Why My House Is Worth More To Me Than It Is To You
It’s spring. That means, at least where I live, many people are thinking about selling their house. And here’s where the fun begins; most of these people believe their house is “special” – above average and worth a premium.
Behavioral economists call this the endowment effect. Research indicates that people often value a thing more after they own it. And they will often demand much more when they sell it than they paid for it.
My house is worth more because it’s my house. So, if you want my house, you’d better be prepared to pay more than I paid for it. Maybe a lot more.

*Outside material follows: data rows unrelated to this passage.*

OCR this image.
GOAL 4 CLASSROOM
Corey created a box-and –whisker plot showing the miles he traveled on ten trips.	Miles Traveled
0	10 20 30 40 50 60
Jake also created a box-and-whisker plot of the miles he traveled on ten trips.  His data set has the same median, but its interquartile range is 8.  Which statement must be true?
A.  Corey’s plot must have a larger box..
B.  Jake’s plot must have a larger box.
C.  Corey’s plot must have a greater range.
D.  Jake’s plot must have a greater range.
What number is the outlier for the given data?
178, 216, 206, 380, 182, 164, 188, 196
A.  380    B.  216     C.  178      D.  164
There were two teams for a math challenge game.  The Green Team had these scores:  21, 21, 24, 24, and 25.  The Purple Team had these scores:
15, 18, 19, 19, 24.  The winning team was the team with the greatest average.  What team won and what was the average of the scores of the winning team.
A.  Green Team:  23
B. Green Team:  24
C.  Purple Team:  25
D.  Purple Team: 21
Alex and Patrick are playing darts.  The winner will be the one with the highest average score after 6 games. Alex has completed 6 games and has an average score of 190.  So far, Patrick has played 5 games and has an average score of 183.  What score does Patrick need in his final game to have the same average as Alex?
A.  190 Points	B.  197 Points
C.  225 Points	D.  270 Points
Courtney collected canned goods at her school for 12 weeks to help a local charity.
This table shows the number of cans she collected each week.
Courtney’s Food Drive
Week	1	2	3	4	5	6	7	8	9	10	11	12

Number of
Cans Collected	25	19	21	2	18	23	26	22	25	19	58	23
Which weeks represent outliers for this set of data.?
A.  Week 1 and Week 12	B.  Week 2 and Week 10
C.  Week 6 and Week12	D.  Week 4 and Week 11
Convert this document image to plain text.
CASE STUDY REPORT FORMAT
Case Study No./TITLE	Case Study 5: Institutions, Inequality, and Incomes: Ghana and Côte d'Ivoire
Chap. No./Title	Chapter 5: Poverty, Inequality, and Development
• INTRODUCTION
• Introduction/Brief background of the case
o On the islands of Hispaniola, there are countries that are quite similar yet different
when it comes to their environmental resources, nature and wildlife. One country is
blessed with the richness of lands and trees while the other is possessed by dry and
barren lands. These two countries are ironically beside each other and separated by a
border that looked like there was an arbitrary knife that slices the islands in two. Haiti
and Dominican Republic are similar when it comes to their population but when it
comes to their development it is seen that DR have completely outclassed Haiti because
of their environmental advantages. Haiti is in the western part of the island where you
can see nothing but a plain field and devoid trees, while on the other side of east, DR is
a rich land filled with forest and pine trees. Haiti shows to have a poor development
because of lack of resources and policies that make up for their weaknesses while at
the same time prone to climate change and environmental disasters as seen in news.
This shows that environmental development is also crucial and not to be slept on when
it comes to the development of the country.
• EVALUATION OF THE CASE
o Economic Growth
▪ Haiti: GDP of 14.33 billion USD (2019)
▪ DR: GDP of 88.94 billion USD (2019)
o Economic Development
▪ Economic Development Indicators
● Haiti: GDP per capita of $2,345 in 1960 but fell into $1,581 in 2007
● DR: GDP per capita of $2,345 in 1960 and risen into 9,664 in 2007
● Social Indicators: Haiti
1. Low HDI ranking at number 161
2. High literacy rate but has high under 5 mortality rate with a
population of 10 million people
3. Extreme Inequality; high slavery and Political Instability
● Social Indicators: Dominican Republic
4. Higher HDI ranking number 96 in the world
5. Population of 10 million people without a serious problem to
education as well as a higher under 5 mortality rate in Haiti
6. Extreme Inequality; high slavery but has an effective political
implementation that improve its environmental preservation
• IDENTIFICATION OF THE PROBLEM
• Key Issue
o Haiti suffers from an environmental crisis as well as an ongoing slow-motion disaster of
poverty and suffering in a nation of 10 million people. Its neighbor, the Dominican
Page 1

It seems the value we place for an object, say a house, changes after we buy it. The very fact that something is owned makes it more valuable. This means that a house is not just any old house, it’s your house. And you’re going to demand a premium to let someone buy your house. Think about the impact of this.
For the buyer:
You are not emotionally attached to the new house.
You do your best thinking-brain research to determine the “fair” market value of the listing.
You make an offer that you believe is in line with market conditions.
Your offer is not accepted.
For the seller:
- You are emotionally attached to your house.
- Every decision you take in biased by the endowment effect.
- You receive an offer that is in line with market conditions.
- You are “insulted” and reject the offer.
This behavior was one of the reasons its taken so long for the housing industry to recover from the 2008 crash. Everyone thought their house was worth more than their neighbor’s. No one wanted to sell for less than they thought it was worth, even if it made economic sense to sell.
The endowment effect can be an issue in all transactions – big and small. As a consumer, what can you to do? Consider this:
- Know that you have money biases that impact your spending decisions. We all do.
- The endowment effect is an unconscious behavioral bias that can be especially troublesome for major purchases and sales.
- Simply being aware of the endowment effect can help you avoid it.
- Force yourself to use your thinking, analytical brain in all major spending and selling decisions.
- Use a third party (agent, broker, lawyer, etc.) to keep your thinking brain engaged.
- Do your homework and trust the numbers; again hard thinking-brain stuff.
- Don’t forget the opportunity cost – the value of the next-highest-valued alternative use of your time and money. Sometimes cutting your losses makes sense.